La ginecologa, attiva nella difesa dei diritti delle donne tra Marche e Umbria, racconta di aver visto negli Consultori diversi casi di donne e ragazze con mutilazioni genitali e di aver rilasciato solo nel 2020, circa 30 certificazioni. «Una buona metà tra le giovani ragazze nigeriane che vengono in visita presentano mutilazioni genitali femminili – osserva -. Molte scappano dalla Nigeria per non essere circoncise magari per la seconda volta o perché hanno visto qualcuna prima di loro morire dissanguata dopo questa pratica. Purtroppo vediamo tante storie come queste».

La dottoressa Toschi spiega che si tratta di una procedura che oltre a non rispettare i diritti umani, a volte non rispetta neanche le più comuni regole igienico-sanitarie, ma ora spesso si vede che è stata eseguita con maestria e minima invasività (MGF tipo1 o 2). La legge italiana punisce chi esegue questa procedura per ragioni non mediche con la reclusione da quattro a dodici anni, pena aumentata di 1/3 se la mutilazione viene compiuta su una minorenne e nei casi in cui viene eseguita per fini di lucro.

«Queste donne – spiega – devono sapere che con un certificato medico che attesti le MGF possono accedere alla protezione umanitaria e avere più chance nel fare domanda di asilo per restare nel nostro Paese. Le mutilazioni genitali femminili vengono infatti, secondo la Convenzione di Istambul, considerate come una violenza fisica o psicologica, come atto rivolto contro un determinato genere o contro i bambini, che consente di accedere allo status di rifugiato. I pediatri devono spiegare che eseguirla sulle bambine anche in Africa è un reato».

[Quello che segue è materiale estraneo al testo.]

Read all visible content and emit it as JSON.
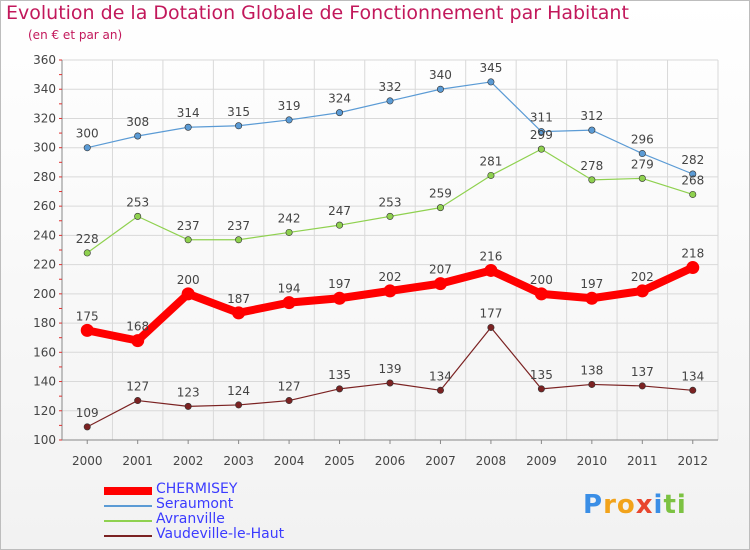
{
  "title": "Evolution de la Dotation Globale de Fonctionnement par Habitant",
  "subtitle": "(en € et par an)",
  "logo": {
    "letters": [
      {
        "ch": "P",
        "color": "#3a8ee6"
      },
      {
        "ch": "r",
        "color": "#f2a31b"
      },
      {
        "ch": "o",
        "color": "#f2a31b"
      },
      {
        "ch": "x",
        "color": "#e8462e"
      },
      {
        "ch": "i",
        "color": "#3a8ee6"
      },
      {
        "ch": "t",
        "color": "#7cc242"
      },
      {
        "ch": "i",
        "color": "#7cc242"
      }
    ]
  },
  "chart_data": {
    "type": "line",
    "title": "Evolution de la Dotation Globale de Fonctionnement par Habitant",
    "subtitle": "(en € et par an)",
    "x": [
      "2000",
      "2001",
      "2002",
      "2003",
      "2004",
      "2005",
      "2006",
      "2007",
      "2008",
      "2009",
      "2010",
      "2011",
      "2012"
    ],
    "ylim": [
      100,
      360
    ],
    "yticks": [
      100,
      120,
      140,
      160,
      180,
      200,
      220,
      240,
      260,
      280,
      300,
      320,
      340,
      360
    ],
    "grid": true,
    "legend_position": "bottom-left",
    "series": [
      {
        "name": "CHERMISEY",
        "color": "#ff0000",
        "highlight": true,
        "values": [
          175,
          168,
          200,
          187,
          194,
          197,
          202,
          207,
          216,
          200,
          197,
          202,
          218
        ]
      },
      {
        "name": "Seraumont",
        "color": "#5b9bd5",
        "highlight": false,
        "values": [
          300,
          308,
          314,
          315,
          319,
          324,
          332,
          340,
          345,
          311,
          312,
          296,
          282
        ]
      },
      {
        "name": "Avranville",
        "color": "#8fd14f",
        "highlight": false,
        "values": [
          228,
          253,
          237,
          237,
          242,
          247,
          253,
          259,
          281,
          299,
          278,
          279,
          268
        ]
      },
      {
        "name": "Vaudeville-le-Haut",
        "color": "#7b2222",
        "highlight": false,
        "values": [
          109,
          127,
          123,
          124,
          127,
          135,
          139,
          134,
          177,
          135,
          138,
          137,
          134
        ]
      }
    ]
  }
}
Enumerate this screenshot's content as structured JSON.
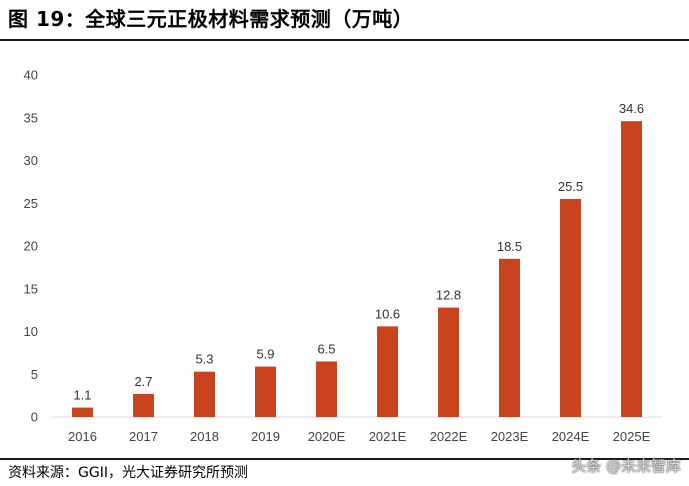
{
  "header": {
    "title": "图 19：全球三元正极材料需求预测（万吨）"
  },
  "footer": {
    "source": "资料来源：GGII，光大证券研究所预测",
    "watermark": "头条 @未来智库"
  },
  "colors": {
    "bar": "#c9431f",
    "axis": "#d9d9d9",
    "text": "#444444"
  },
  "chart_data": {
    "type": "bar",
    "title": "全球三元正极材料需求预测（万吨）",
    "categories": [
      "2016",
      "2017",
      "2018",
      "2019",
      "2020E",
      "2021E",
      "2022E",
      "2023E",
      "2024E",
      "2025E"
    ],
    "values": [
      1.1,
      2.7,
      5.3,
      5.9,
      6.5,
      10.6,
      12.8,
      18.5,
      25.5,
      34.6
    ],
    "value_labels": [
      "1.1",
      "2.7",
      "5.3",
      "5.9",
      "6.5",
      "10.6",
      "12.8",
      "18.5",
      "25.5",
      "34.6"
    ],
    "y_ticks": [
      "0",
      "5",
      "10",
      "15",
      "20",
      "25",
      "30",
      "35",
      "40"
    ],
    "ylim": [
      0,
      40
    ],
    "grid": false,
    "legend": "none"
  }
}
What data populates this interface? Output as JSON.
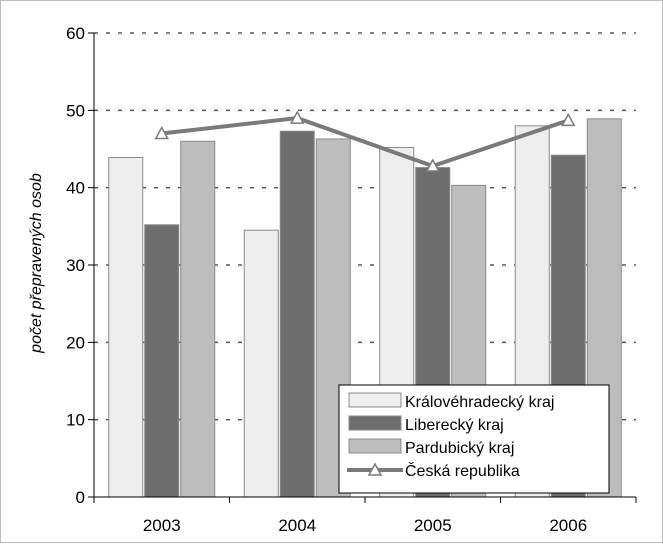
{
  "chart_data": {
    "type": "bar",
    "categories": [
      "2003",
      "2004",
      "2005",
      "2006"
    ],
    "series": [
      {
        "name": "Královéhradecký kraj",
        "type": "bar",
        "color": "#eeeeee",
        "values": [
          43.9,
          34.5,
          45.2,
          48.0
        ]
      },
      {
        "name": "Liberecký kraj",
        "type": "bar",
        "color": "#6e6e6e",
        "values": [
          35.2,
          47.3,
          42.6,
          44.2
        ]
      },
      {
        "name": "Pardubický kraj",
        "type": "bar",
        "color": "#bdbdbd",
        "values": [
          46.0,
          46.3,
          40.3,
          48.9
        ]
      },
      {
        "name": "Česká republika",
        "type": "line",
        "color": "#7a7a7a",
        "marker": "triangle",
        "values": [
          47.0,
          49.0,
          42.8,
          48.7
        ]
      }
    ],
    "title": "",
    "xlabel": "",
    "ylabel": "počet přepravených osob",
    "ylim": [
      0,
      60
    ],
    "yticks": [
      "0",
      "10",
      "20",
      "30",
      "40",
      "50",
      "60"
    ],
    "grid": "horizontal dashed",
    "legend_position": "bottom-right"
  }
}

«Non è una pratica legata alla religione mussulmana che se mai richiede la depilazione completa dei genitali -precisa -, ma un’usanza molto antica con cui in molti Paesi come l’Egitto si vuole fin dall’infanzia assoggettare la donna». Secondo la ginecologa però va detto che anche per le donne italiane esistono «modelli invadenti la femminilità, come la pratica della depilazione totale del pube, un ‘obbligo culturale‘ prevalente per le ragazze al pari della magrezza. E anche questa mania di depilarsi è causa di patologie pubiche come follicoliti ed ascessi. Bisognerebbe buttare le lamette».

Secondo la dottoressa Toschi «è proprio nella Giornata mondiale contro le mutilazioni genitali femminili
che occorre dire basta a queste procedure e a questi modelli invadenti la nostra femminilità che ogni persona deve poter vivere come vuole».